Frühjahrstour zur Egge

12. März 2016 | Von | Kategorie: Aktuelles

Die ganze Woche über war das Wetter ziemlich gut. Öfters Sonne, aber kalt. Da seit 12 Tagen der meteorologische Frühling begonnen hatte, sollte es endlich zum ersten Mal losgehen. Andreas wollte sein „neues“ Rad ausprobieren, das einen neuen, kleineren Rahmen bekommen hatte.

Am Samstag Morgen war es kalt, 2 Grad zeigte das Thermometer. Gegen 10 Uhr hatten wir schon 6 Grad, wärmer sollte es aber nicht werden. Spontan entschieden wir uns, zur Egge zu fahren. Egge ist ein Ortsteil von Aerzen und befindet sich auf über 200 m Höhe direkt an der Grenze zum Läppischen Bergland, Nord-Rhein-Westfalen schließt also unmittelbar an.

Bis zur Weserbrücke in Fuhlen folgten wir dem Weserradweg. Von den typischen Reiseradfahrern die ab dem Frühjahr hier unterwegs sind war weit und breit noch keine Spur. Nur einmal kam uns eine kleine Gruppe älterer Radfahrer – dick verpackt – entgegen. In Fuhlen ging es über die Weserbrücke Richtung Hemeringen. Ab hier ging es bergauf. Wir radelten jetzt genau auf die Berge zu. In Wahrendahl kamen wir an dem samstags schon länger geschlossenen Restaurant Forellenthal vorbei.

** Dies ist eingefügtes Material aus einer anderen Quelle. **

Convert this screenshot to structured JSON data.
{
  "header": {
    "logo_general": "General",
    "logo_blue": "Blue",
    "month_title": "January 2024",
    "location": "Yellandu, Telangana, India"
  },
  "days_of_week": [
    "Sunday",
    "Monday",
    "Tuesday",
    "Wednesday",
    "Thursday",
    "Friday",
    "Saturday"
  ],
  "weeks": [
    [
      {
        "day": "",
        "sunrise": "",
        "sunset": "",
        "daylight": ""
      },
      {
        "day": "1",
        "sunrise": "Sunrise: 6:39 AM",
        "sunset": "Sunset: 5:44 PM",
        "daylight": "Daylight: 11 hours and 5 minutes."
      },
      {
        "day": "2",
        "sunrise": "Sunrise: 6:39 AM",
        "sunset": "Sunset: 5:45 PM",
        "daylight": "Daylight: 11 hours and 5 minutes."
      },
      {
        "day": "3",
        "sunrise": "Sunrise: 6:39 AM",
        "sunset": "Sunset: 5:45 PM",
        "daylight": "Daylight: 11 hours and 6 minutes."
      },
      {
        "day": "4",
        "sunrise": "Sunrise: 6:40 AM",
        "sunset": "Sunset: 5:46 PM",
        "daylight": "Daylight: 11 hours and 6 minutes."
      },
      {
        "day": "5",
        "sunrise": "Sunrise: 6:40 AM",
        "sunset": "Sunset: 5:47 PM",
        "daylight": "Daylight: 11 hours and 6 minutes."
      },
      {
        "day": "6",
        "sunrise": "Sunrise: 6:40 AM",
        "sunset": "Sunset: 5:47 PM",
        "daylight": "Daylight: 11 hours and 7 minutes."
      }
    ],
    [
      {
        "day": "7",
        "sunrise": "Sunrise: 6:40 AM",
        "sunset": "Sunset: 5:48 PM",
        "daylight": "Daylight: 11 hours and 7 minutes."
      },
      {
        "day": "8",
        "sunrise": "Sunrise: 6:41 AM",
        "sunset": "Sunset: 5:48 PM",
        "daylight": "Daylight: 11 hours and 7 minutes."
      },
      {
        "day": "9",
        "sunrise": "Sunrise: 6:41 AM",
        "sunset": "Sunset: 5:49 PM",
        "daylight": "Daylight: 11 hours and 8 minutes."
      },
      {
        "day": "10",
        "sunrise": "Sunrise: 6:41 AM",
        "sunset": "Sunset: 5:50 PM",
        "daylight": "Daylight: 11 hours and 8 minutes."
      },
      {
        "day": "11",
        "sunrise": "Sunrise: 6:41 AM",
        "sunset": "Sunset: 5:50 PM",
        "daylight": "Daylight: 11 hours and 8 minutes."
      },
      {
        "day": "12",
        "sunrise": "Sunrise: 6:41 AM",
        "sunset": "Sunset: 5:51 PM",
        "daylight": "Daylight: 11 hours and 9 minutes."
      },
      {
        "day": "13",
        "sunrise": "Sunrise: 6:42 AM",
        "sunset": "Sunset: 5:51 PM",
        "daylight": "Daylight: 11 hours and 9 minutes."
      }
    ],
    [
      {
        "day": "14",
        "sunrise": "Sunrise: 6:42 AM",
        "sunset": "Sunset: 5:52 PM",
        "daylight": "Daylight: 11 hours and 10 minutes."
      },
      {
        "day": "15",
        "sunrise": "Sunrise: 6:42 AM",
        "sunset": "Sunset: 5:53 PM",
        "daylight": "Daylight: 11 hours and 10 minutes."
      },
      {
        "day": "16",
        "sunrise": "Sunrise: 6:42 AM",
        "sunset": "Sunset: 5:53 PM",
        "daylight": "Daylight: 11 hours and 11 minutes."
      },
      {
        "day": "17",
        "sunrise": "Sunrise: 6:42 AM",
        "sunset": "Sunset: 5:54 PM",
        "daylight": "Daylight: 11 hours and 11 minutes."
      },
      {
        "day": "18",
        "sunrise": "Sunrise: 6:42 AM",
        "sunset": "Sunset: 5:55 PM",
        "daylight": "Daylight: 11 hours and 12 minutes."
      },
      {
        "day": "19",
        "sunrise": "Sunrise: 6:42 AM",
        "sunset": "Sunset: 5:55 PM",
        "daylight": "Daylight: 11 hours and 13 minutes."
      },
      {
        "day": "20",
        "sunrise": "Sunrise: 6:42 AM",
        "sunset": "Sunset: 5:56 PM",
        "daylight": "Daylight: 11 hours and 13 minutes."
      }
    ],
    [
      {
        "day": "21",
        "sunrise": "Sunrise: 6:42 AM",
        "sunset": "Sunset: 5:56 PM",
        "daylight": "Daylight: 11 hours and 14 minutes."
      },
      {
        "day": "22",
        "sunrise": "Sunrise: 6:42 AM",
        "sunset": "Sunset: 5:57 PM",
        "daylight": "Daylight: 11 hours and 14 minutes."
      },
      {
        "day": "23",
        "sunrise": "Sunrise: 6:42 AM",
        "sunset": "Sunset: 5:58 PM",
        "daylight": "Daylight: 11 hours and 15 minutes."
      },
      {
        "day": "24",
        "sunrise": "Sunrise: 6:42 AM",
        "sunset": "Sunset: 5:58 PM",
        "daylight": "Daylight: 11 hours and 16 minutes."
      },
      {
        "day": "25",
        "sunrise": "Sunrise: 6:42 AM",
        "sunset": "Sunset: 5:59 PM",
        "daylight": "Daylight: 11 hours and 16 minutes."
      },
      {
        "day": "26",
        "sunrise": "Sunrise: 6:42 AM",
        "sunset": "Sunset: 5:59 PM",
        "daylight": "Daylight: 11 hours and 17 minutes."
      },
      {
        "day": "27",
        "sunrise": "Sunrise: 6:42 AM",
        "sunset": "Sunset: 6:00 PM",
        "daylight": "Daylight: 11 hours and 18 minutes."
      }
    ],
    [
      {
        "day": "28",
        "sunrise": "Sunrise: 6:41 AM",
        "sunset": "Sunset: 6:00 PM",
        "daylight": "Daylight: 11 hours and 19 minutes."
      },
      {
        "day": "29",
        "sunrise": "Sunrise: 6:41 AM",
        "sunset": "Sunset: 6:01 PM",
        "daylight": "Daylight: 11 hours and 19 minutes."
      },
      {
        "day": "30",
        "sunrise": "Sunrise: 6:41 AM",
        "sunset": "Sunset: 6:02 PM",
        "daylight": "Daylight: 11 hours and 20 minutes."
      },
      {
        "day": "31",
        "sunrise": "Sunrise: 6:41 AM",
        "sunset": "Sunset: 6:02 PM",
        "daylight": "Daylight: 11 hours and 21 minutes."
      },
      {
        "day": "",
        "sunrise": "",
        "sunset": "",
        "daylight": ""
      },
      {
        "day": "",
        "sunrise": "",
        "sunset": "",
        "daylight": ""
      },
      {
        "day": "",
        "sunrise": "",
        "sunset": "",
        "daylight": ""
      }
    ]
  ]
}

Weiter hinauf geht es in Serpentinen bis zum Berghaus. Dann wieder auch in Serpentinen bergab bis Flakenholz, ab hier jetzt richtig steil bergauf. Ab der Hauptstraße dann wieder leicht bergab bis zum Landgasthaus Specht in Egge. Die Parkplätze waren alle belegt, das lässt nichts Gutes ahnen. Einen Tisch hatte ich nicht reserviert, es ist ja Samstag und wenig los. Innen wurde klar: es ist voll, alles ausgebucht. Aber in der Gaststube direkt an der Theke war noch ein Tisch frei, den wir nehmen konnten. Gemütlich saßen wir auf der Eckbank und konnten Herrn Specht beim Zapfen zusehen. Das Angebot lehnte sich wohl an dem Essen der Gruppen an. Wir hatten Hirschbraten mit Klößen und Rotkohl, es war sehr gut wie immer dort.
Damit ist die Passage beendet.